By the numbers: Employers added 263,000 jobs last month, well above the minimum of roughly 100,000 jobs needed to keep pace with population growth.

  • Missing in the aggregate data were any signs of a severe hiring slowdown in sectors like technology that are grabbing all the headlines. In fact, the information sector has added an average of 14,000 jobs each month this year — in line with the 16,000 added in 2021.
  • Any workers who are getting laid off are finding new jobs quickly. The median duration of unemployment is 8.4 weeks, shorter than the 9.7 weeks before the pandemic.

Perhaps the most surprising news of the November jobs report: Average hourly earnings for private-sector workers rose 0.6%, and wage gains for September and October were revised upward.

  • Over that three-month span, average hourly earnings rose at a 5.8% annual rate — well above what the Fed would consider consistent with price stability.

What’s next: The Fed’s next policy action is pretty clear. It will likely raise its target rate by 0.5 percentage point at a meeting concluding Dec. 14.

  • But the hot labor market makes it more likely that official projections of how high they will eventually push interest rates will be markedly higher, likely above 5% (in September, they envisioned topping out around 4.6%).

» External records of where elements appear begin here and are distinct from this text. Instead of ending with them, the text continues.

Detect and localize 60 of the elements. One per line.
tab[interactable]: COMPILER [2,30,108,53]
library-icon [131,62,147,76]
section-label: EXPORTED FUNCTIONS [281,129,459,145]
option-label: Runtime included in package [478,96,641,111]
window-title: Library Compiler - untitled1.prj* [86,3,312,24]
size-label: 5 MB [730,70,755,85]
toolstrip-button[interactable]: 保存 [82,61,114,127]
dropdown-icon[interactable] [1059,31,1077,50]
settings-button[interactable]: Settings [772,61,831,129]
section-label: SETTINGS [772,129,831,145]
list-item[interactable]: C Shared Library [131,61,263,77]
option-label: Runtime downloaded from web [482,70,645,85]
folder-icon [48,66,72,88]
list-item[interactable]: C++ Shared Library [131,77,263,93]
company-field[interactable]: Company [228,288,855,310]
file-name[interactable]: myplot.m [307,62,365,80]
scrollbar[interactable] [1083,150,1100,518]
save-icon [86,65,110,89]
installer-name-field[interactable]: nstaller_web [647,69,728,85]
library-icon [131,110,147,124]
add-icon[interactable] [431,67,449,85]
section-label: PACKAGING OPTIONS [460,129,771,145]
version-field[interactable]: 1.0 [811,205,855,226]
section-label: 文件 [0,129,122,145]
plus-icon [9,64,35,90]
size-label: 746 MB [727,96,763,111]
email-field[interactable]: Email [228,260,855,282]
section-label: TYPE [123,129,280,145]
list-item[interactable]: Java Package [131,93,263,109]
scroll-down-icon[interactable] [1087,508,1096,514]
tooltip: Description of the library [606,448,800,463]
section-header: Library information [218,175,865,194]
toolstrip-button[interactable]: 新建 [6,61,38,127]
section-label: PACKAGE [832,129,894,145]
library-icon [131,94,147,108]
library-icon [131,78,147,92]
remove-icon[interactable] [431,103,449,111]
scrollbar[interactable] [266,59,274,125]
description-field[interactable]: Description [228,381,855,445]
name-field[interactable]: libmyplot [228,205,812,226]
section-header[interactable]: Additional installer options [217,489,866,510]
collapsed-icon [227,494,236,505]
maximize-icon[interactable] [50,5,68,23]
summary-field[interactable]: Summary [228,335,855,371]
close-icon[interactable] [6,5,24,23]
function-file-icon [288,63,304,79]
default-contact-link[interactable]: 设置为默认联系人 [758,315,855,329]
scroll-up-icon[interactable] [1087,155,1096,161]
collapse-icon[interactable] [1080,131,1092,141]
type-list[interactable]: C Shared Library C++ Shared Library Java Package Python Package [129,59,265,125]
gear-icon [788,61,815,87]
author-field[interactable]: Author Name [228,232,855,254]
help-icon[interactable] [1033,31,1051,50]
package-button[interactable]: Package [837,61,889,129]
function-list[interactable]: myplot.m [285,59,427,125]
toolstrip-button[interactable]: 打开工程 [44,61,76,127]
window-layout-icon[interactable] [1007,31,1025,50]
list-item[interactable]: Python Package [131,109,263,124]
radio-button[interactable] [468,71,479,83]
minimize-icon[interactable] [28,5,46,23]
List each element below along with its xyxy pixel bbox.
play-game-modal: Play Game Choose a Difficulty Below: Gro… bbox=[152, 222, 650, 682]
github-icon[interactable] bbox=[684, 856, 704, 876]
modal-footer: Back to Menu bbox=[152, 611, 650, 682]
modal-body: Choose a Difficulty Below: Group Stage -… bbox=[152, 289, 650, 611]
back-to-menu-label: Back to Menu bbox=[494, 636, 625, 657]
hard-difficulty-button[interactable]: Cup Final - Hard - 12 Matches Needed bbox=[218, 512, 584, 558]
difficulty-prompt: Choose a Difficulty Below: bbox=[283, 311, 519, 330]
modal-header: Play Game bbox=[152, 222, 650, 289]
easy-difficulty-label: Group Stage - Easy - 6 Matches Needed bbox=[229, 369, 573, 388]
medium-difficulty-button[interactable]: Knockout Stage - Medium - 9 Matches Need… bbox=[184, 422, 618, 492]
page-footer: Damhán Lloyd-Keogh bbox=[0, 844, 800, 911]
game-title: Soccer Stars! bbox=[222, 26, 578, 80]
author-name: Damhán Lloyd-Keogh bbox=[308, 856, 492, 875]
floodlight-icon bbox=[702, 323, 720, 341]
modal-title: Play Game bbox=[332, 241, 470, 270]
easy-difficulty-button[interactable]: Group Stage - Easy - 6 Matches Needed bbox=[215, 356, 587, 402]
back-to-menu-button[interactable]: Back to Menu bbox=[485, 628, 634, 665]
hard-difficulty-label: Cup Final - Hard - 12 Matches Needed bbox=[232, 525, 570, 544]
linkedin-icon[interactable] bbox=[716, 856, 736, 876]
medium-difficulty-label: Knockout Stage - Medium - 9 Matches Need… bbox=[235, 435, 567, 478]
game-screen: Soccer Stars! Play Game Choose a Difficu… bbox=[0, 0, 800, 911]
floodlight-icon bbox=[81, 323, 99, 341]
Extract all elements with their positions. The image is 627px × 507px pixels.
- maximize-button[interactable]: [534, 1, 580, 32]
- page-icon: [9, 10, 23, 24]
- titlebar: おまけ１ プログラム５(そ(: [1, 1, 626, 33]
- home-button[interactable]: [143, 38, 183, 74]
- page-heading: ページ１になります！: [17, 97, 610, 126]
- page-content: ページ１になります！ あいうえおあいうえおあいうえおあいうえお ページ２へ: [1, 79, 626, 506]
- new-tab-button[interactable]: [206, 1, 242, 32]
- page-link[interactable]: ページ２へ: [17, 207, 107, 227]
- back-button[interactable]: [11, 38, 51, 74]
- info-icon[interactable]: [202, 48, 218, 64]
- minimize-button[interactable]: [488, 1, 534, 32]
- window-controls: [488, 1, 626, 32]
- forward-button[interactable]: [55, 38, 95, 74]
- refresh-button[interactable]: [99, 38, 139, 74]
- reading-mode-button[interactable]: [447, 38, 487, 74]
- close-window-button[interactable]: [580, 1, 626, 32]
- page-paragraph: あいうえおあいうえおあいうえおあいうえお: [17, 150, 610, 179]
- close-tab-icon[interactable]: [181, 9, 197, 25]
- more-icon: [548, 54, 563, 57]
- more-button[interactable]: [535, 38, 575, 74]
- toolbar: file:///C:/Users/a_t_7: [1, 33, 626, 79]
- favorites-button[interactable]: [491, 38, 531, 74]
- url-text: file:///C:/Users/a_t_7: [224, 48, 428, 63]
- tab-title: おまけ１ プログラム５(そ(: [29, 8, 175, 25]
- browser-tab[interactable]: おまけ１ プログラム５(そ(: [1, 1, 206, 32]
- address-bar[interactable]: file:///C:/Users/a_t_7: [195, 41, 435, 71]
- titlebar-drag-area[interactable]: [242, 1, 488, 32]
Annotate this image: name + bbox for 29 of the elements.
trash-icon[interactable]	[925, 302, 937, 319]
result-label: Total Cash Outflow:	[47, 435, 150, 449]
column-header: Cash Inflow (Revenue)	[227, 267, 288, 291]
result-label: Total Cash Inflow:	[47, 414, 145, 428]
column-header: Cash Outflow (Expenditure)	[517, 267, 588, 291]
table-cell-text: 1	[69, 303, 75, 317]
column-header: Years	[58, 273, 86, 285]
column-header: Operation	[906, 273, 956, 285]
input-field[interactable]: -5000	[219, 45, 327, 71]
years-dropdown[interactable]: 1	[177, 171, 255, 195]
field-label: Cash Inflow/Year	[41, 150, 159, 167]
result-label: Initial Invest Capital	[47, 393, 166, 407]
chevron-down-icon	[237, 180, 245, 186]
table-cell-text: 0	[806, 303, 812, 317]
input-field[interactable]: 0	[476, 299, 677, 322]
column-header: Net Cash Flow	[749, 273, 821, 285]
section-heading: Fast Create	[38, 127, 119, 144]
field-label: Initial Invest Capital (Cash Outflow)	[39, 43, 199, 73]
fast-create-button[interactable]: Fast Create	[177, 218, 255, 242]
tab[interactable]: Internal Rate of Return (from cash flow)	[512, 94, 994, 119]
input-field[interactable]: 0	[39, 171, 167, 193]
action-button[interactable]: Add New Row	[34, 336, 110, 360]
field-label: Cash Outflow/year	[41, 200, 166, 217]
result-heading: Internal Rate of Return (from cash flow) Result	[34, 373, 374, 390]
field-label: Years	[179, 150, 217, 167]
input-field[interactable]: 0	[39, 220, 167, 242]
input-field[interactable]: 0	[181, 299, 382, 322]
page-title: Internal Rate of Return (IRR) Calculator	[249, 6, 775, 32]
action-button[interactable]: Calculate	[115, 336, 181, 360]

What they’re saying: Joe Brusuelas, chief economist at RSM, thinks the data will prompt the Fed “to lift the policy rate above 5% — perhaps as high as 5.5% — before entertaining any idea of a strategic pause in its efforts to restore price stability.”

  • “This implies the probability of the central bank creating economic conditions for a soft landing has narrowed and supports our call of a mild recession next year,” he adds.